Modelo clássico e exceção terrestre
Historicamente, planetas rochosos são descritos por um núcleo metálico denso rodeado por um manto de silicato e uma fina atmosfera. A Terra exemplifica esse padrão. No entanto, a análise concentra-se em sub-Neptunos e super-Terras — exoplanetas maiores que a Terra, mas menores que Netuno —, que constituem a maioria dos mundos rochosos detectados até o momento. Sob condições extremas, acima de 4.000 K, o comportamento do hidrogênio, do silicato fundido e do ferro torna-se miscível, eliminando fases separadas.
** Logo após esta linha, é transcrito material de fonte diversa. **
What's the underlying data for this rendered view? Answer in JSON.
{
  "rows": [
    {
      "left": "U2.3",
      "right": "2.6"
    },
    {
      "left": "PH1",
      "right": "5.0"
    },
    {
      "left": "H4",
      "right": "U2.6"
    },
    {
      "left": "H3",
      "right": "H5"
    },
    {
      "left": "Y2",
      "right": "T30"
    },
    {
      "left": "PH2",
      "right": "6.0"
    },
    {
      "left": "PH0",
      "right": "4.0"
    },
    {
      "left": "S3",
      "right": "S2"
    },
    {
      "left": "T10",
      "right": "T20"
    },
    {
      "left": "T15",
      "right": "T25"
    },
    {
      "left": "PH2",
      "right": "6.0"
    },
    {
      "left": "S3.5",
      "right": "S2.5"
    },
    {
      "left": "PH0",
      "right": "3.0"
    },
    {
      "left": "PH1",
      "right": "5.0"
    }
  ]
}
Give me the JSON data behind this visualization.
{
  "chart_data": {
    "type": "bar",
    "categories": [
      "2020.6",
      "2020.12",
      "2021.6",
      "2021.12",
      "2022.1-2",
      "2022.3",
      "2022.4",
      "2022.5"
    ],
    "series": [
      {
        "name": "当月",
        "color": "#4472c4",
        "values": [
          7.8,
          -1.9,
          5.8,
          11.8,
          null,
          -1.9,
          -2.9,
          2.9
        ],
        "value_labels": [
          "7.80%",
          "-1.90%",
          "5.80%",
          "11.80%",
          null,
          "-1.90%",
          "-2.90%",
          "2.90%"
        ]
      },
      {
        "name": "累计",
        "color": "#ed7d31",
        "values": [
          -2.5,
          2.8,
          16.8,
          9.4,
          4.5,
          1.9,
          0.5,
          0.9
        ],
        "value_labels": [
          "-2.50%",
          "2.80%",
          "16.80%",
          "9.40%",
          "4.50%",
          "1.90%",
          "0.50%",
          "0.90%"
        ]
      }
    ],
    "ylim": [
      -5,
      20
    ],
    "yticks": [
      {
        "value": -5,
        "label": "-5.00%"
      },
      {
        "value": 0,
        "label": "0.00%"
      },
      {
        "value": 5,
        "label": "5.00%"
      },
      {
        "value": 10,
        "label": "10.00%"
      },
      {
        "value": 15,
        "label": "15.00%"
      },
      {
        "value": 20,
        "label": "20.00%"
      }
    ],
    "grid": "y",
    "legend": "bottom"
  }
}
Critério de miscibilidade e implicações
Os autores estabelecem que, quando um planeta acumula mais de 1% de sua massa em hidrogênio, ocorre a miscibilidade completa dos materiais, formando um fluido contínuo que se estende até o centro do corpo celeste. Caso o porcentual seja inferior a esse limiar, mantém-se a divisão clássica entre núcleo e manto. Esse novo cenário explica dois fenômenos observacionais problemáticos para modelos tradicionais: a lacuna de raio entre super-Terras e sub-Neptunos identificada pelas missões Kepler e James Webb, e a relação entre o raio planetário e o período orbital.
Hidrogênio emergindo ao longo do tempo
No modelo alternativo, sub-Neptunos jovens retêm grande quantidade de hidrogênio misturado. À medida que esses planetas esfriam em centenas de milhões de anos, o gás borbulha gradualmente até a atmosfera, deixando-os temporariamente mais inchados. Os pesquisadores sugerem que observações do JWST e de futuros levantamentos de trânsito em sistemas estelares com dezenas de milhões de anos poderão testar essa previsão.
Limitações e abordagem
Os cientistas reconhecem que a proposta se baseia em extrapolações teóricas de alta pressão ainda não alcançadas em laboratório e em balanços térmicos internos incertos. A metodologia de modelagem inversa, que parte de dados populacionais para inferir a física interna, tem caráter estatístico e não determinístico.
Imagem: Imagem ilustrativa
Segundo os autores, o tipo mais comum de planeta na Via Láctea pode ter uma configuração interna totalmente diferente da terrestre, tornando a estrutura tradicional de núcleo metálico uma exceção, e não a regra.